Now we can compare our test statistic (\(t \approx 2.01\)) to the critical value (\(t_{\alpha} \approx 1.740\)). To make our decision, we look at the following: - If \(t > t_{\alpha}\), reject the null hypothesis (H0) in favor of the alternative hypothesis (Ha). - If \(t \leq t_{\alpha}\), fail to reject the null hypothesis (H0). Since \(2.01 > 1.740\), we reject the null hypothesis, stating: There is enough evidence, at the 5% significance level, to support the claim that the mean difference (\(\mu_{d}\)) is greater than 0.

Key concepts

Null and Alternative Hypotheses

When starting a hypothesis test in a paired-difference experiment, it's crucial to clearly define the null and alternative hypotheses. These hypotheses help us understand what we are testing for and guide us through the analysis.

In general, the **null hypothesis** \((H_0)\) represents a statement of no effect or no difference. It often includes a specific value for the parameter being tested. In the context of a paired-difference experiment, the null hypothesis might propose that the mean difference \(\mu_d\) between paired observations is zero (\(H_0: \mu_d = 0\)).

Meanwhile, the **alternative hypothesis** \((H_a)\) challenges the null hypothesis. It suggests there is an effect or a difference. In this case, we want to determine if the mean difference is greater than zero (\(H_a: \mu_d > 0\)).

Writing clear hypotheses is essential because they form the basis of the testing procedure. If the evidence supports the alternative hypothesis, we may reject the null hypothesis, indicating a potential effect or difference in the context of our study.

T-test

A t-test is a statistical test used to compare the means of two groups or to compare a sample mean with a known value. When you have paired data, as in a paired-difference experiment, a t-test can help determine if there is a significant difference between the paired values.

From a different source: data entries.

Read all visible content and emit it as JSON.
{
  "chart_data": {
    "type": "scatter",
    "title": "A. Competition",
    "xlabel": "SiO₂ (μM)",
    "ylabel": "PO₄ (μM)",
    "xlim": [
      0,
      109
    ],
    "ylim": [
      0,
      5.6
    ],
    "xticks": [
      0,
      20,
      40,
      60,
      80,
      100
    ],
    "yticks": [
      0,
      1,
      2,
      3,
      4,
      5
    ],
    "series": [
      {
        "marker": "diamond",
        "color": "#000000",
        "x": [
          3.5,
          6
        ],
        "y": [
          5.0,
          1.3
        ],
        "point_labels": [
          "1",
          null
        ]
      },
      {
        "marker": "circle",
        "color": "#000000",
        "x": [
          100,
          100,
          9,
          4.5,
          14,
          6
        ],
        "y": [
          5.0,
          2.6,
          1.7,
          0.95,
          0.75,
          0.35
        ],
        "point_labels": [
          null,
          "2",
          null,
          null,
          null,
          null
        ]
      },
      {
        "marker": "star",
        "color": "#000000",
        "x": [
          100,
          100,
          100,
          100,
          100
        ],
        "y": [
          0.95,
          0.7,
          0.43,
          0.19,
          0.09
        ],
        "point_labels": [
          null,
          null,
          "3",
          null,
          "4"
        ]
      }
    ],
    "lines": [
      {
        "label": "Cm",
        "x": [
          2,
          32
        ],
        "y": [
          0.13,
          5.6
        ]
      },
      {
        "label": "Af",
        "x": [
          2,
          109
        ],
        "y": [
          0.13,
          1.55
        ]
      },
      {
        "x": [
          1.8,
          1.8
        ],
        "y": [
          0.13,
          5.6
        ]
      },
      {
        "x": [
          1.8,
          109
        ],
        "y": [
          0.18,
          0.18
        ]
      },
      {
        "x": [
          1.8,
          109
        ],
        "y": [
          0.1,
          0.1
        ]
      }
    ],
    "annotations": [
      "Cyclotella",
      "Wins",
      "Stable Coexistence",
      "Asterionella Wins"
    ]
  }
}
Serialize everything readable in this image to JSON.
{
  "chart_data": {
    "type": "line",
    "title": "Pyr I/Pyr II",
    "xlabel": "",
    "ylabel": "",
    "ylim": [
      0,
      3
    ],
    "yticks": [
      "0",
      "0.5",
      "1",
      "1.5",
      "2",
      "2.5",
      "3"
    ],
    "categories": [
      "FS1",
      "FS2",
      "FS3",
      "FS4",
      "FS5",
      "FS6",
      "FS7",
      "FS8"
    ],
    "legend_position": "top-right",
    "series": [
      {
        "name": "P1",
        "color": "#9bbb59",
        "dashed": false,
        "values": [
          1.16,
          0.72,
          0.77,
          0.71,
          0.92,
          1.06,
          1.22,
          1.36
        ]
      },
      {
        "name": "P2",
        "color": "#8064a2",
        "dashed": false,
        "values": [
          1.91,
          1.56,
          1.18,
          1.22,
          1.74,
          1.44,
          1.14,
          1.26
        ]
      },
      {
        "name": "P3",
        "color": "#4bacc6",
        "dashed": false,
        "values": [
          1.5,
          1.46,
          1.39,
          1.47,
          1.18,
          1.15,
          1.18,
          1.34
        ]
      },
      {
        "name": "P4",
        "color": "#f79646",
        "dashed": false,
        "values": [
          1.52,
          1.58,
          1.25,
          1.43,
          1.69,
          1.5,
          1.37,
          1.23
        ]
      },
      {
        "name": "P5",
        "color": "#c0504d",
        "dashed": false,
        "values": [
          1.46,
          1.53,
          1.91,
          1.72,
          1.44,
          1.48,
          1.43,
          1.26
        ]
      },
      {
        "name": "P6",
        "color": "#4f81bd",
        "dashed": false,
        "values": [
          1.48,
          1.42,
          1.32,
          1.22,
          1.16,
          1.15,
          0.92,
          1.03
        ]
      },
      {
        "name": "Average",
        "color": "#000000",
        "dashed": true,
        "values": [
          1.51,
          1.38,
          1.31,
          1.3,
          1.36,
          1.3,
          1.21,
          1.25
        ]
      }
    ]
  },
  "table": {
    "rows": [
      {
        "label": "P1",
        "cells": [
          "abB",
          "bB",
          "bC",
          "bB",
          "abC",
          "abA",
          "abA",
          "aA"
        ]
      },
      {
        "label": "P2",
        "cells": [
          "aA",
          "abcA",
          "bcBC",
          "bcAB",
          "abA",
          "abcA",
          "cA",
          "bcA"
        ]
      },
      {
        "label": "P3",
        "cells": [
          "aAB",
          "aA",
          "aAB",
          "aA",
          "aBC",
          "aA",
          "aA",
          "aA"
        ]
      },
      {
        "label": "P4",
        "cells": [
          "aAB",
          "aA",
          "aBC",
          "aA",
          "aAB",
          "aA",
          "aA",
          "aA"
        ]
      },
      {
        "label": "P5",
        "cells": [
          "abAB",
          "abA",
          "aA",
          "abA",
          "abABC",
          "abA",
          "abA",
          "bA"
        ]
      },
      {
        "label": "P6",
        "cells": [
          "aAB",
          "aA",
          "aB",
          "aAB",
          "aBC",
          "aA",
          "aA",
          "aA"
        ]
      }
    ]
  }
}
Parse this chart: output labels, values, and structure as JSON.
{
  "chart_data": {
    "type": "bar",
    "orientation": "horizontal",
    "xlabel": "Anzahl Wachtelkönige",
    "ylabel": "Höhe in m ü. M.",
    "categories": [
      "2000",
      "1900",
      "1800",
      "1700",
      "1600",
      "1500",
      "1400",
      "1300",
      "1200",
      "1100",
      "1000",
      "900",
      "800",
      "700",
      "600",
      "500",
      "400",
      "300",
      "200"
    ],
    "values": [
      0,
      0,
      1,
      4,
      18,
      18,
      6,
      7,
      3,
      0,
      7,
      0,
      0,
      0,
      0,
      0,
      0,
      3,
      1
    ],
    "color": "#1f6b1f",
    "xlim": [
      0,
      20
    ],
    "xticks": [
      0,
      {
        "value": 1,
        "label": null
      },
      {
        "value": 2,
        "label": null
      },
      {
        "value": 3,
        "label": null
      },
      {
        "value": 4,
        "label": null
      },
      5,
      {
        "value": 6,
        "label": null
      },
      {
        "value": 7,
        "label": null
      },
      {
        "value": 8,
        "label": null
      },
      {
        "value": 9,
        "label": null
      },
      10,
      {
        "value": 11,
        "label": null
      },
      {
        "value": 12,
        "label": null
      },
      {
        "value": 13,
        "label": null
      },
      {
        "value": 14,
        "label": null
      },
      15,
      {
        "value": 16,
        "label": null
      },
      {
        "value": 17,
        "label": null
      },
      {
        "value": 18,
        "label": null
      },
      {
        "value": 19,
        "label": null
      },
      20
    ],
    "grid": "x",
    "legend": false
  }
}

In a paired-difference test, we perform a **t-test** to check if the mean of the differences \(\bar{d}\) between paired observations is significantly different from zero. The t-test uses the sample data to determine whether the differences are statistically significant.

This process usually involves formulating a hypothesis, calculating a t statistic, and determining whether this statistic supports the null or alternative hypothesis based on a comparison with a critical value.

Test Statistic

The **test statistic** is a key component in hypothesis testing that allows us to compare our sample data against the null hypothesis. It is a numerical summary of the data that is used to determine whether or not to reject the null hypothesis.

In a paired t-test, the test statistic \(t\) is calculated using the formula:

\[ t = \frac{\bar{d} - \mu_d}{s_d/\sqrt{n}} \]

Where:

• \(\bar{d}\) is the mean of the differences between paired observations.
• \(\mu_d\) is the mean difference under the null hypothesis.
• \(s_d\) is the standard deviation of the differences.
• \(n\) is the number of paired differences.

The test statistic is used to determine where our sample mean falls in relation to the distribution expected under the null hypothesis. We use this value to find if our results are statistically significant by comparing it to a critical value from the t-distribution, based on our desired level of confidence and degrees of freedom.

Degrees of Freedom

**Degrees of freedom** refer to the number of values in a calculation that are free to vary while estimating statistical parameters. They are crucial in determining the precise shape of the t-distribution used in a hypothesis test.

For a paired-difference t-test, the degrees of freedom (df) are calculated as one less than the number of pairs. If there are \(n = 18\) pairs, then the degrees of freedom are:

\[ df = n - 1 = 18 - 1 = 17 \]

Degrees of freedom affect the critical value used to decide whether to reject the null hypothesis. The smaller the sample size, the larger the critical value must be to reach the same confidence level. This is because smaller samples provide less certainty about the population parameters.